Your preliminary investigation will reveal whether or not your invention is new. It will also show just how similar your bright idea is to others in the same category. You should explain to the practitioner any features of your invention that you believe are new and important, and how each of them works. He or she must know such things in order to find the prior patents you’ll need to see.
There’s a chance that, once the search has gone this far, you’ll discover your invention to be unpatentable or so close to other inventions that patenting simply wouldn’t be worthwhile. In that case you’ll be saved the costs of preparing and filing a patent application. On the other hand, the evidence you turn up may show how, by changing a feature in your invention, you can make it different from others and thereby patentable. Last of all, you might even locate expired patents that look like potential moneymakers. Except In rare cases, patents aren’t renewable after their initial term; some no-longer protected inventions, which may have been developed before a market existed for them, could be very salable today!
Comparing and Deciding Again
Once you’ve compared your invention with the patents located in the search, you’ll have to determine–again, perhaps with the help of a patent practitioner–whether you should go ahead and seek protection. (Remember that you cannot get a patent that will prevent people from using previously patented inventions, and that you can get a patent only on those features of your invention that are different from all others.)
If you decide to proceed, you’ll be well advised to retain a registered agent or attorney to prepare your application and file it with the PTO. (Of course, you do have the legal right to represent yourself, but there’s really no substitute for professional assistance and experience at this stage.) Give him or her all the useful information you can. Then, once the application is filed, be sure the practitioner keeps you informed of its progress and helps you with any further developments.
As of this writing, the average costs of going after a patent include a basic filing fee of $65 plus additional charges that depend upon the claims you make for your invention. Then, if your patent is granted–a process that could take years, incidentally–you must pay an issuance fee of $100 plus a printing fee of approximately $70. Added to this, of course, are the expenses charged by your patent practitioner–if you have one–for the search, for writing the application specifications and claims, and for defending your claims against rejection by the PTO. Such costs are, of course, in addition to those you may have incurred in the creation and development of your invention. Unfortunately, there’s just no fast, easy, and inexpensive way to obtain a patent.

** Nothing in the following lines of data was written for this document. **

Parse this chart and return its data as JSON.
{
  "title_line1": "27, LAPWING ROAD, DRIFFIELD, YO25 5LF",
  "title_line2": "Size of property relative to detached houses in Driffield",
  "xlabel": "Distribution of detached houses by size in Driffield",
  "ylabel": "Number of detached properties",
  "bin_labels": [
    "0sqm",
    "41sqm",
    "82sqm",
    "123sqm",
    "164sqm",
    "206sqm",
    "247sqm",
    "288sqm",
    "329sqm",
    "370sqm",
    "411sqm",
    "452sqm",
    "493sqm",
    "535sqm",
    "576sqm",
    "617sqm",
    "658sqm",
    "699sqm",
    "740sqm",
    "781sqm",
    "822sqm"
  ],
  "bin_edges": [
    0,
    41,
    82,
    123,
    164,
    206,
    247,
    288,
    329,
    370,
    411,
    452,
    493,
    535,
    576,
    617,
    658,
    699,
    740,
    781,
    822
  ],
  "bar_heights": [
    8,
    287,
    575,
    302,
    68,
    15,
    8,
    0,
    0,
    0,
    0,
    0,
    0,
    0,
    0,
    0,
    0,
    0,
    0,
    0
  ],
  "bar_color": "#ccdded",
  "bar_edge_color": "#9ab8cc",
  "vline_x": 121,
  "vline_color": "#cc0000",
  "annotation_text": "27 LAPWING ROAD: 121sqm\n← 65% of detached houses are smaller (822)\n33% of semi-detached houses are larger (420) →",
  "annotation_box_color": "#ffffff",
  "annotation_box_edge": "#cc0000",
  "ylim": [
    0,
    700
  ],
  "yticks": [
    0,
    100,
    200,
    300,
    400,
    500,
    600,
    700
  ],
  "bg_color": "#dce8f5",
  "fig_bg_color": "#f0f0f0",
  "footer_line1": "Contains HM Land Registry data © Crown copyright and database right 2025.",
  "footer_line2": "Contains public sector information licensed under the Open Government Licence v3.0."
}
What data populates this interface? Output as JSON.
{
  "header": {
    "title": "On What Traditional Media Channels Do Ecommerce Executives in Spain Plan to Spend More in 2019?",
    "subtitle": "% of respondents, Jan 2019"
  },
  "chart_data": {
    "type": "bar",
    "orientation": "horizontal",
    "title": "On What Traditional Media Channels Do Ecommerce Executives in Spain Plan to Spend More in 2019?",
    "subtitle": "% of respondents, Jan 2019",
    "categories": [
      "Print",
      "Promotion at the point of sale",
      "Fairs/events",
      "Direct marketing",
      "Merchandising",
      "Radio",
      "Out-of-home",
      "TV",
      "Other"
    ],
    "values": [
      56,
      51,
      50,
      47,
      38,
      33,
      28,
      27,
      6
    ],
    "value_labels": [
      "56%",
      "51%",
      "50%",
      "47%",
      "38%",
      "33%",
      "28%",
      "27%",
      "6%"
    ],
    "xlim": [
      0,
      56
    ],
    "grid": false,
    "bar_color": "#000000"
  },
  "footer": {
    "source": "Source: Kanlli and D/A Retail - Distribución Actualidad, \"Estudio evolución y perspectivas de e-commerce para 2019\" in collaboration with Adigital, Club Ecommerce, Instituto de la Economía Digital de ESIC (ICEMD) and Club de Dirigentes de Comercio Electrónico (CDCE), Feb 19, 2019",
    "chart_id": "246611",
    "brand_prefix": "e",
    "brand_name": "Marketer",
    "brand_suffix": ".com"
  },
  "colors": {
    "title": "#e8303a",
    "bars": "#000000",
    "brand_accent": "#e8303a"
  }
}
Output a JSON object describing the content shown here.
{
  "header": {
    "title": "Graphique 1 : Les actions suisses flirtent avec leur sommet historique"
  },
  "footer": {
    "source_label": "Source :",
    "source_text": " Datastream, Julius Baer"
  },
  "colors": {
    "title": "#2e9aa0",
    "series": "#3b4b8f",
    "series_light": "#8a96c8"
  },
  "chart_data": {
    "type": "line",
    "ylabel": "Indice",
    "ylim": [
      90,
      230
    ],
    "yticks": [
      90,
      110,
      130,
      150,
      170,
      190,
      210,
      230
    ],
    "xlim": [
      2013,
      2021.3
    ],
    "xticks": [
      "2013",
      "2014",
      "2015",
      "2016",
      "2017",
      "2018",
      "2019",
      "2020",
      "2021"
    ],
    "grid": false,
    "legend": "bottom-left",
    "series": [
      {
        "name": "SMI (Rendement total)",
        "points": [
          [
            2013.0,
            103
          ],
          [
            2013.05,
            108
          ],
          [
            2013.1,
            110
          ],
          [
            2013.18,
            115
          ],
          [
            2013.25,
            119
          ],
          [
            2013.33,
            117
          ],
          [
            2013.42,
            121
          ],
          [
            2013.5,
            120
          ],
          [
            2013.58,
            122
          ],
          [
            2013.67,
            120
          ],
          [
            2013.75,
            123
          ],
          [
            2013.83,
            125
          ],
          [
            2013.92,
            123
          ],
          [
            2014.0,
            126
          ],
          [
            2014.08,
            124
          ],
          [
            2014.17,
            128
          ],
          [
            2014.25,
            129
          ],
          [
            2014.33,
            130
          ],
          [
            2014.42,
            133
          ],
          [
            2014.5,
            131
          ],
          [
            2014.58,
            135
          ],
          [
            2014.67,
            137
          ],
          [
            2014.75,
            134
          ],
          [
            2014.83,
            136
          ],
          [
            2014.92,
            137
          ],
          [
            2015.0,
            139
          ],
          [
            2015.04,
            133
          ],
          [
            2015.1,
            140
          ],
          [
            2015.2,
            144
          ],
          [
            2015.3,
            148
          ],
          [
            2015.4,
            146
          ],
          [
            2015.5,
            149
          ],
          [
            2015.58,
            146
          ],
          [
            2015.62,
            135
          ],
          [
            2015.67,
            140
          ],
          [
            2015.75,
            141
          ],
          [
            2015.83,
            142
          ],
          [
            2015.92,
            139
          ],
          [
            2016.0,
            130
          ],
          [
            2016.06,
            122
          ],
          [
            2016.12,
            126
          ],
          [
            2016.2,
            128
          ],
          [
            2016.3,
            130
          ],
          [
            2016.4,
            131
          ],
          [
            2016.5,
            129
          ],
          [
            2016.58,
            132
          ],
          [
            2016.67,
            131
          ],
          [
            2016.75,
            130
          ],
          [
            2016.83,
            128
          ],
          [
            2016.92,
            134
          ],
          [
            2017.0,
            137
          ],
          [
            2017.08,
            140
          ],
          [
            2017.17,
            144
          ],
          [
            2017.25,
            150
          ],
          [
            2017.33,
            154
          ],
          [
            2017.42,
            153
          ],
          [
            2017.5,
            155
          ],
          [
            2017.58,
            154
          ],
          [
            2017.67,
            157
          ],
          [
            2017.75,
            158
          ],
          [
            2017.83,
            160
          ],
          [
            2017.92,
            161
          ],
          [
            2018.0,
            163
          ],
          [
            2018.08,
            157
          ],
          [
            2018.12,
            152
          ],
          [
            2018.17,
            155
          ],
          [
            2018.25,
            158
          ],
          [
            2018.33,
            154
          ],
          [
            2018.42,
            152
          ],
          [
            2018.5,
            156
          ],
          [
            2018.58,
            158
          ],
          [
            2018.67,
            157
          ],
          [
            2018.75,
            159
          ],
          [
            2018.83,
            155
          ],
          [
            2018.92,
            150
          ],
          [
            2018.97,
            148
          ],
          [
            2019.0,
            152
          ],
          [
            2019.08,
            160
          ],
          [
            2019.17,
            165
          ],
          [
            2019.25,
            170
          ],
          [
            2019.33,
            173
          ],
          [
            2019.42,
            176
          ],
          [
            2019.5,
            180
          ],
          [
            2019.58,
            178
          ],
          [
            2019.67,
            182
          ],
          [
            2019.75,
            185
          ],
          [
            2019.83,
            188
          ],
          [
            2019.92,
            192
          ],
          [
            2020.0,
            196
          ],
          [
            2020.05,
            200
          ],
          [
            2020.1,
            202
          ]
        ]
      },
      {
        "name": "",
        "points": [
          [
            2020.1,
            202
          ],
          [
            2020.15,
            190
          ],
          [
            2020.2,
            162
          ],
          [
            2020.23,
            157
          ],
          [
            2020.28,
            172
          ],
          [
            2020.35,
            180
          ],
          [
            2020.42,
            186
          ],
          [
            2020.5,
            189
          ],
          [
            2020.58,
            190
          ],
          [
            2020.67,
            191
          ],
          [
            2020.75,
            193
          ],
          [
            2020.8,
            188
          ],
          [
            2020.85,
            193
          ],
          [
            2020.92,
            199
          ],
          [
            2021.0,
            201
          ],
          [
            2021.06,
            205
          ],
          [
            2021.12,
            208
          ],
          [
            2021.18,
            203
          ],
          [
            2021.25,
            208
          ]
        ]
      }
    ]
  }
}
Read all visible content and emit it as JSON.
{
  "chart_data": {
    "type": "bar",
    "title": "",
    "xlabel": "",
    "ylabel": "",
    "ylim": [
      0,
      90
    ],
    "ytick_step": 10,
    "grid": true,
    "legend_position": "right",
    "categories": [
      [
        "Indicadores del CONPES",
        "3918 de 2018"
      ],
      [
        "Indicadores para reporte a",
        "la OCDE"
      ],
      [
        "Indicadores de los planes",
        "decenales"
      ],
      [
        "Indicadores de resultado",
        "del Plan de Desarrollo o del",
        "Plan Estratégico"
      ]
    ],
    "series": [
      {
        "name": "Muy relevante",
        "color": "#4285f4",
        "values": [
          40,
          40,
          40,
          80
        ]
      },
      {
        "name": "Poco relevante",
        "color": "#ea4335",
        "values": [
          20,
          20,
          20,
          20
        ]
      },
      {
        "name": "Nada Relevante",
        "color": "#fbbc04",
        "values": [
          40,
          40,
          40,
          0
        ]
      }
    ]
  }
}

If, however, you’re convinced of the value and patentability of your idea and want to “go for it”, there are many good reference volumes on the subject to help you. Three of these are How to Patent and Market Your Invention by Marvin Grosswirth (David McKay Co., Inc., 1978), The Practical Inventor’s Handbook by Orville N. Greene and Frank L. Durr (McGraw-Hill Book Co., 1979), and Patent It Yourself! by David Pressman (McGraw-Hill Book Co., 1979). These and similar publications will be essential to you in pinning your idea down firmly and enabling you to speak with knowledge and authority about your invention.